Purchaser shall defend, indemnify and hold Seller harmless against any and
all damages. Liabilities, expenses and costs in connection therewith or resulting
therefrom.
11. Lien
Without prejudice to any other remedies the
Seller shall in the event of default by the Purchaser or any
of the situations set out in clause 4. arising have
a general lien on all Goods and property in its possession (whether worked
on or not) and belonging to the Purchaser in respect of any sums due from
the Purchaser and shall be entitled to 14 days written notice to
the Purchaser to dispose of such Goods or property as it thinks fit.
12. Indemnity
The Purchaser shall indemnify the Seller in respect of all damage injury or
loss occurring to any person or property against all actions, suits, claims,
demands, charges or expenses in connection therewith arising from the condition
or use of the Goods in the event and to the extent that the damage, injury
or loss shall have been occasioned partly or wholly by the carelessness of
the Purchaser or his servants or agents or by any breach by the Purchaser
of its obligations or any warranties made to the Seller thereunder.
13. Patents, Design and Copyright
(a) The Goods are sold and/or supplied subject to the rights of any person,
whether in respect of any patent, trademark registered design, copyright,
confidential disclosure or otherwise howsoever to prevent or restrict the
sale or use of the Goods in any part of the world, and the Purchaser will
in this respect accept such title to the Goods as the Seller may have.

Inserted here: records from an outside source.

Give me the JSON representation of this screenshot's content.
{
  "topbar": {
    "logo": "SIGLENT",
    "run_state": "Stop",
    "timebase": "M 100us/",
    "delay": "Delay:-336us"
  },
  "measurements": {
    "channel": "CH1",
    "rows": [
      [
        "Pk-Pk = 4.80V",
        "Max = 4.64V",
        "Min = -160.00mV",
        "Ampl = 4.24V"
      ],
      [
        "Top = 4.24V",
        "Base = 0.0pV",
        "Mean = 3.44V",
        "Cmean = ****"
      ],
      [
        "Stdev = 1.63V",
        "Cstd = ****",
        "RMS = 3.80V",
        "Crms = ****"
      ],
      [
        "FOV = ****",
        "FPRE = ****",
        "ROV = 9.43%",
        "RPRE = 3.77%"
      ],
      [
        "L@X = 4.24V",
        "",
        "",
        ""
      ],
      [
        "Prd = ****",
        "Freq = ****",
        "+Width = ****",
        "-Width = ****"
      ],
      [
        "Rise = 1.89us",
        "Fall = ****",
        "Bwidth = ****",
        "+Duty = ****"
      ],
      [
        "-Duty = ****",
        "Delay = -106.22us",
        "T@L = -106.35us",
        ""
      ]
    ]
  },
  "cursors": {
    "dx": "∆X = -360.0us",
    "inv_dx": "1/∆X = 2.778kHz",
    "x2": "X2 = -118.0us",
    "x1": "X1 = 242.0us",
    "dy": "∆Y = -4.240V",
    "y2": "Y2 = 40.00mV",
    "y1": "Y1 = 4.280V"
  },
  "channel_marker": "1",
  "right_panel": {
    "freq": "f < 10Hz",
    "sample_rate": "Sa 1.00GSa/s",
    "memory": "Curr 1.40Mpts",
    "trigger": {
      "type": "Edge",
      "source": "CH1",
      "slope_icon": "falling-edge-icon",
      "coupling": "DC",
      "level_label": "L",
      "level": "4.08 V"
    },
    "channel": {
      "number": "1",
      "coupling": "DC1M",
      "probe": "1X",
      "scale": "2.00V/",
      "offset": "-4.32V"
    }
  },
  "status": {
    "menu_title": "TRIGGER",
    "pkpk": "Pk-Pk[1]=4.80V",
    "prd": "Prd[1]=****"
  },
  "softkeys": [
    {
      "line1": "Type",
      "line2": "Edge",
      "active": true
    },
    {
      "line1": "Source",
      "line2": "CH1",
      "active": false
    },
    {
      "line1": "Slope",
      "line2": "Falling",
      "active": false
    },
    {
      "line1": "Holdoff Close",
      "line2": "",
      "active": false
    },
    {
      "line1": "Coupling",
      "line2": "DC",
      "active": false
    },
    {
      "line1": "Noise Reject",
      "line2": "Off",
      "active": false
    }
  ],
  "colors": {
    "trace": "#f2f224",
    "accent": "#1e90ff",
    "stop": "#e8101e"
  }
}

(b) Where the Goods have been manufactured
according to designs and configurations or by processes specified
or supplied by the Purchaser, the Purchaser represents
and warrants to the Seller that the Goods so designed or configured and the
processes used do not infringe the rights of any person, whether in respect
of any patent, trademark, registered design, copyright, confidential disclosure
or otherwise howsoever to prevent or restrict the sale or use of the Goods
or materials or the use of such processes in any part of the world. The Purchaser
shall indemnify the Seller against all actions, suits, claims, demands, losses
charges, costs and expenses which the Seller may suffer or incur in connection
with any claim by any third party alleging facts which if established would
indicate breach of the representations and warranties contained in this paragraph.
14. Representations
Any advice or representations made by the Seller, its employees or agents shall
be provided for guidance only and no liability shall be attached to such
advice or representations. Where expert advice is sought by the Purchaser
for a particular project or Goods or of the use of Goods, no liability shall
attach to such expert advice requested unless full disclosure of the relevant
facts relating to the use of the Goods is made in writing by the Purchaser
to the Seller and the advice given under these circumstances, then the liability
of the Seller shall be limited as set out in clause 10b above.
15. Proper Law
This contract shall be construed and governed in all respects by English Law
and, unless otherwise stated in writing, Goods shall not be required to comply
with any provisions of any other law. All disputes arising under or relating
to this contract shall be subject to the jurisdiction of the Courts of England.